Moreover, the implant may be formed of suitable bioabsorbable
materials so that the implant may be absorbed within a particular
predetermined time frame. Suitable bioabsorbable materials include
polylactic acid, polyglycolic acid, polycaprolactone, copolymers,
blends and variants thereof. One present method of forming the
implant is to apply numerous layers of polymer such as ChronoFlex
AR in a solvent and evaporating the solvent after applying each
layer.
[0058] The skirting or fixation tabs of the present implant prevent
joint migration during use. This is in contradistinction with prior
solid polymer implants that tended toward dislocation and poor post
operative function.
[0059] While particular forms of the invention have been
illustrated and described herein, it will be apparent that various
modifications and improvements can be made to the invention. One
alternative implant construction involves the use of an upper
portion of the implant having a net-like construction and filled
with balls or ball bearing like elements that are larger than the
openings in the netting. The balls or ball bearing like elements
provide motion to the implant. The netting and ball bearing like
elements may include regeneration agents as previously discussed,
and the bearing construction may be directed toward favorable
implant movement balanced with content disbursement.

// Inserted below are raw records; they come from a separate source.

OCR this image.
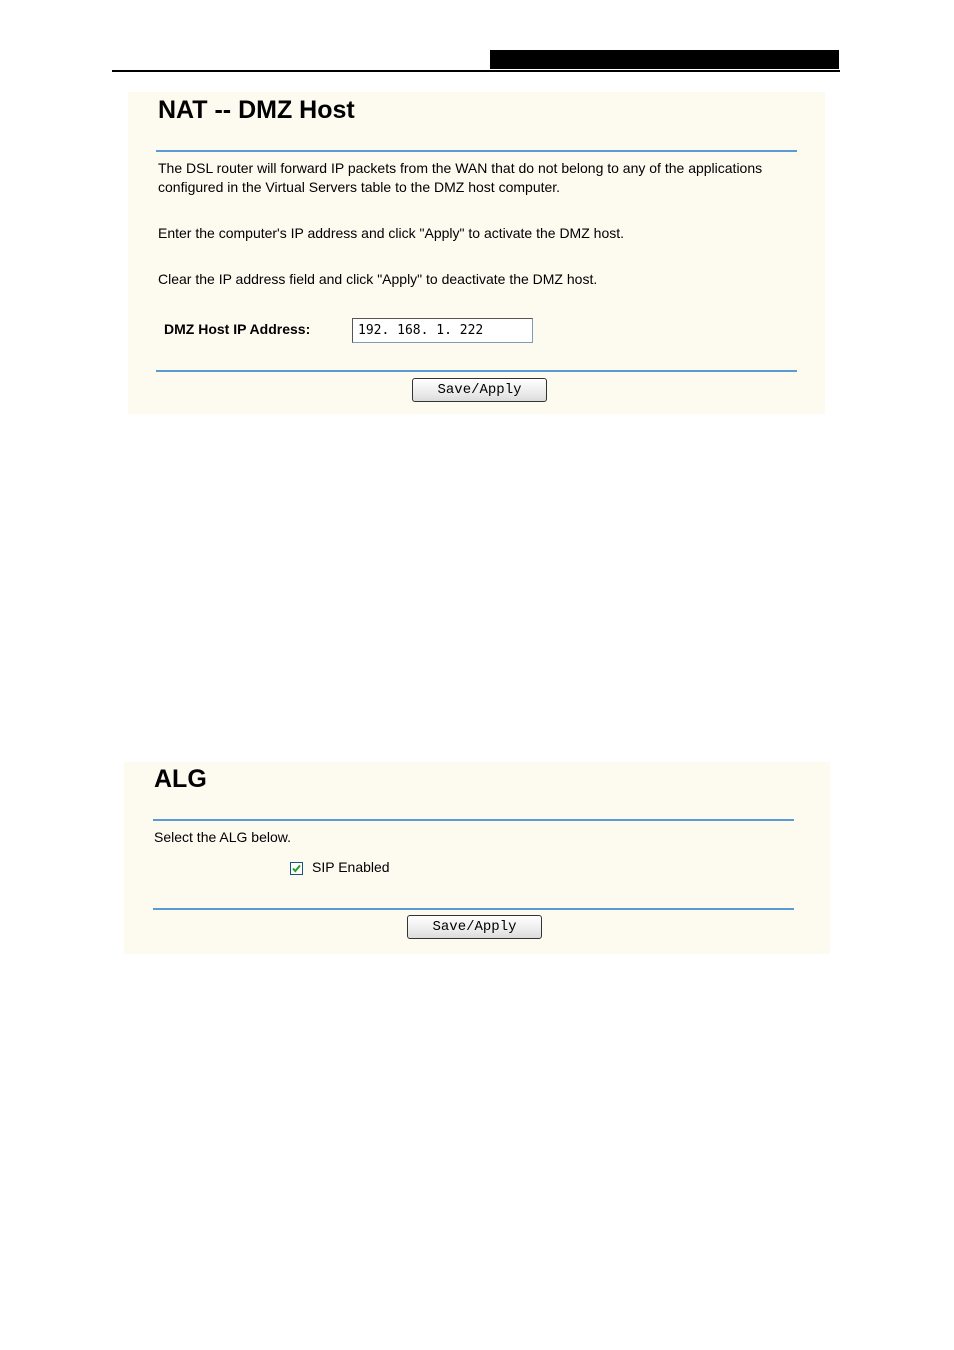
NAT -- DMZ Host
The DSL router will forward IP packets from the WAN that do not belong to any of the applications
configured in the Virtual Servers table to the DMZ host computer.
Enter the computer's IP address and click "Apply" to activate the DMZ host.
Clear the IP address field and click "Apply" to deactivate the DMZ host.
DMZ Host IP Address:
192. 168. 1. 222
Save/Apply
ALG
Select the ALG below.
SIP Enabled
Save/Apply
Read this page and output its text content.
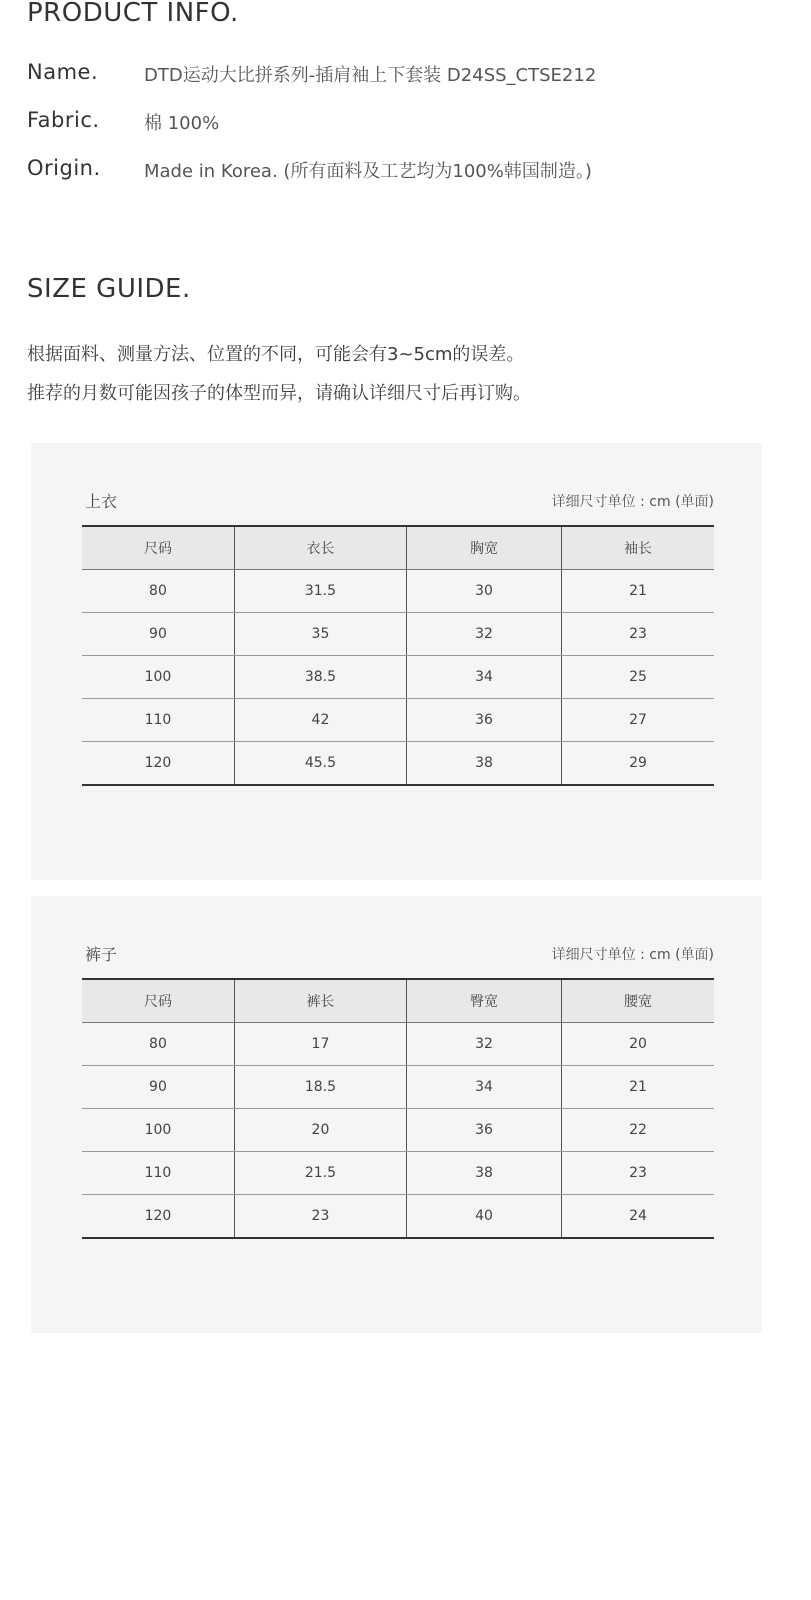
PRODUCT INFO.
Name.	DTD运动大比拼系列-插肩袖上下套装 D24SS_CTSE212
Fabric. 棉 100%
Origin. Made in Korea. (所有面料及工艺均为100%韩国制造。)
SIZE GUIDE.
根据面料、测量方法、位置的不同，可能会有3~5cm的误差。
推荐的月数可能因孩子的体型而异，请确认详细尺寸后再订购。
上衣	详细尺寸单位 : cm (单面)
尺码	衣长	胸宽	袖长
80	31.5	30	21
90	35	32	23
100	38.5	34	25
110	42	36	27
120	45.5	38	29
裤子	详细尺寸单位 : cm (单面)
尺码	裤长	臀宽	腰宽
80	17	32	20
90	18.5	34	21
100	20	36	22
110	21.5	38	23
120	23	40	24
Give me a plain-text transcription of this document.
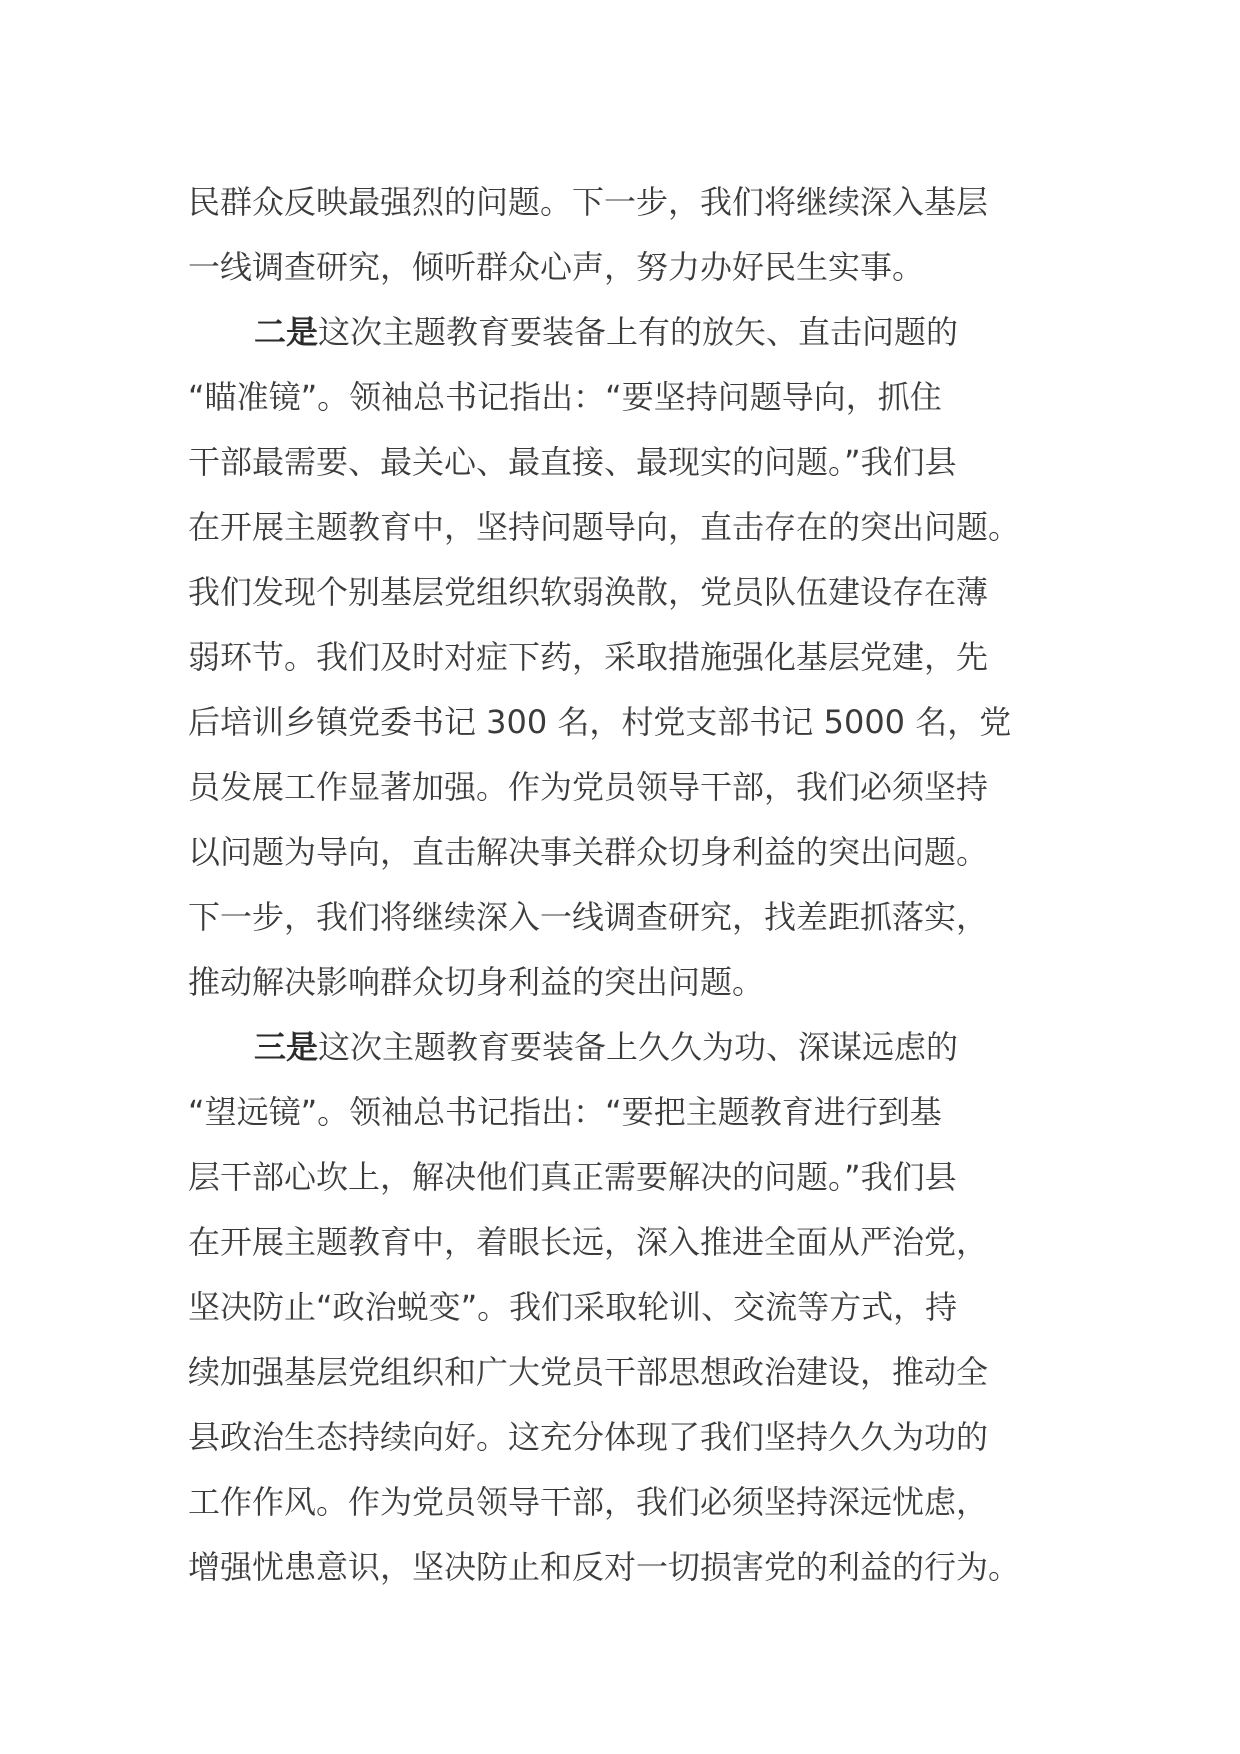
民群众反映最强烈的问题。下一步，我们将继续深入基层
一线调查研究，倾听群众心声，努力办好民生实事。
二是这次主题教育要装备上有的放矢、直击问题的
“瞄准镜”。领袖总书记指出：“要坚持问题导向，抓住
干部最需要、最关心、最直接、最现实的问题。”我们县
在开展主题教育中，坚持问题导向，直击存在的突出问题。
我们发现个别基层党组织软弱涣散，党员队伍建设存在薄
弱环节。我们及时对症下药，采取措施强化基层党建，先
后培训乡镇党委书记 300 名，村党支部书记 5000 名，党
员发展工作显著加强。作为党员领导干部，我们必须坚持
以问题为导向，直击解决事关群众切身利益的突出问题。
下一步，我们将继续深入一线调查研究，找差距抓落实，
推动解决影响群众切身利益的突出问题。
三是这次主题教育要装备上久久为功、深谋远虑的
“望远镜”。领袖总书记指出：“要把主题教育进行到基
层干部心坎上，解决他们真正需要解决的问题。”我们县
在开展主题教育中，着眼长远，深入推进全面从严治党，
坚决防止“政治蜕变”。我们采取轮训、交流等方式，持
续加强基层党组织和广大党员干部思想政治建设，推动全
县政治生态持续向好。这充分体现了我们坚持久久为功的
工作作风。作为党员领导干部，我们必须坚持深远忧虑，
增强忧患意识，坚决防止和反对一切损害党的利益的行为。
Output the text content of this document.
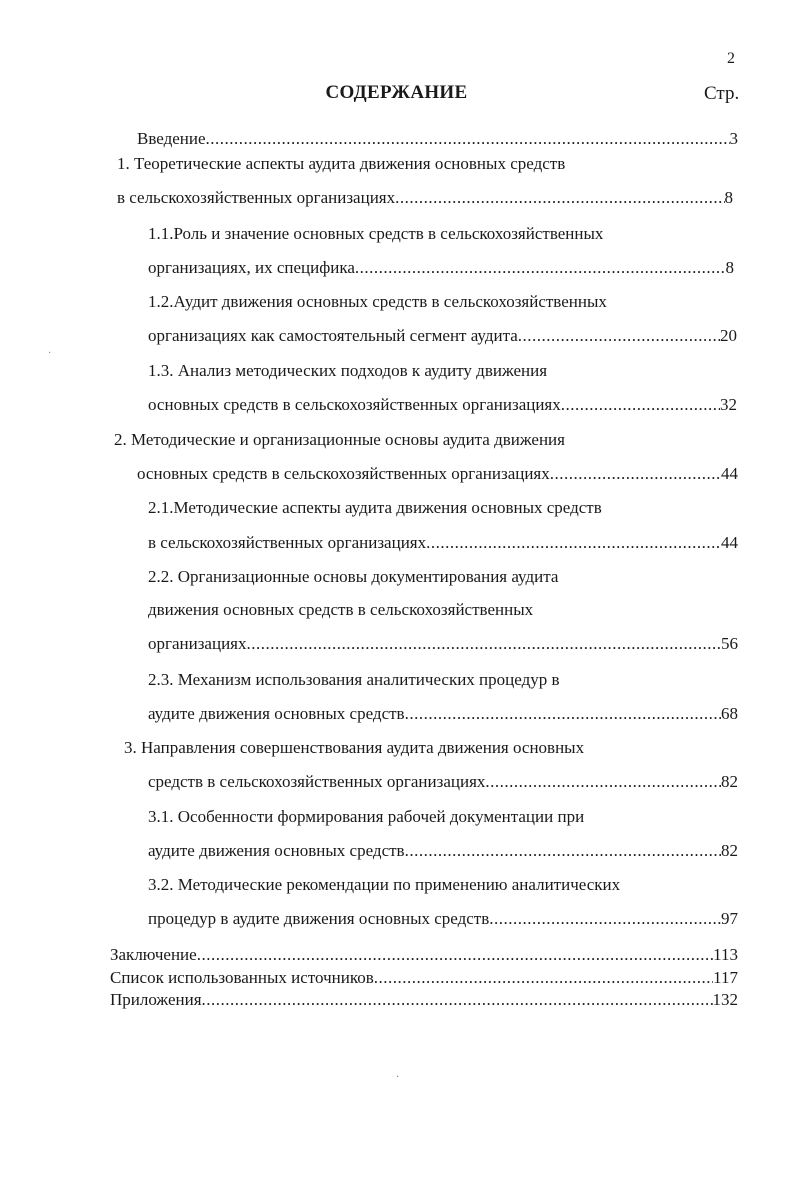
2
СОДЕРЖАНИЕ	Стр.
Введение .....	3
1. Теоретические аспекты аудита движения основных средств
в сельскохозяйственных организациях .....	8
1.1.Роль и значение основных средств в сельскохозяйственных
организациях, их специфика .....	8
1.2.Аудит движения основных средств в сельскохозяйственных
организациях как самостоятельный сегмент аудита .....	20
1.3. Анализ методических подходов к аудиту движения
основных средств в сельскохозяйственных организациях .....	32
2. Методические и организационные основы аудита движения
основных средств в сельскохозяйственных организациях .....	44
2.1.Методические аспекты аудита движения основных средств
в сельскохозяйственных организациях .....	44
2.2. Организационные основы документирования аудита
движения основных средств в сельскохозяйственных
организациях .....	56
2.3. Механизм использования аналитических процедур в
аудите движения основных средств .....	68
3. Направления совершенствования аудита движения основных
средств в сельскохозяйственных организациях .....	82
3.1. Особенности формирования рабочей документации при
аудите движения основных средств .....	82
3.2. Методические рекомендации по применению аналитических
процедур в аудите движения основных средств .....	97
Заключение .....	113
Список использованных источников .....	117
Приложения .....	132
·
·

[0060] The invention is intended primarily for human use but may be
extended to mammalian use. To the extent not otherwise disclosed
herein, materials and structure may be of conventional design.
[0061] Moreover, individual features of embodiments of the
invention may be shown in some drawings and not in others, but
those skilled in the art will recognize that individual features of
one embodiment of the invention can be utilized in another
embodiment. Moreover, individual features of one embodiment may be
combined with any or all the features of another embodiment.
Accordingly, it is not intended that the invention be limited to
the specific embodiments illustrated. It is therefore intended that
this invention be defined by the scope of the appended claims as
broadly as the prior art will permit.
[0062] Terms such as "element", "member", "component", "device",
"means", "portion", "section", "steps" and words of similar import
when used herein shall not be construed as invoking the provisions
of 35 U.S.C .sctn. 112(6) unless the following claims expressly use
the terms "means for" or "step for" followed by a particular
function without reference to a specific structure or a specific
action. All patents and all patent applications referred to above
are hereby incorporated by reference in their entirety.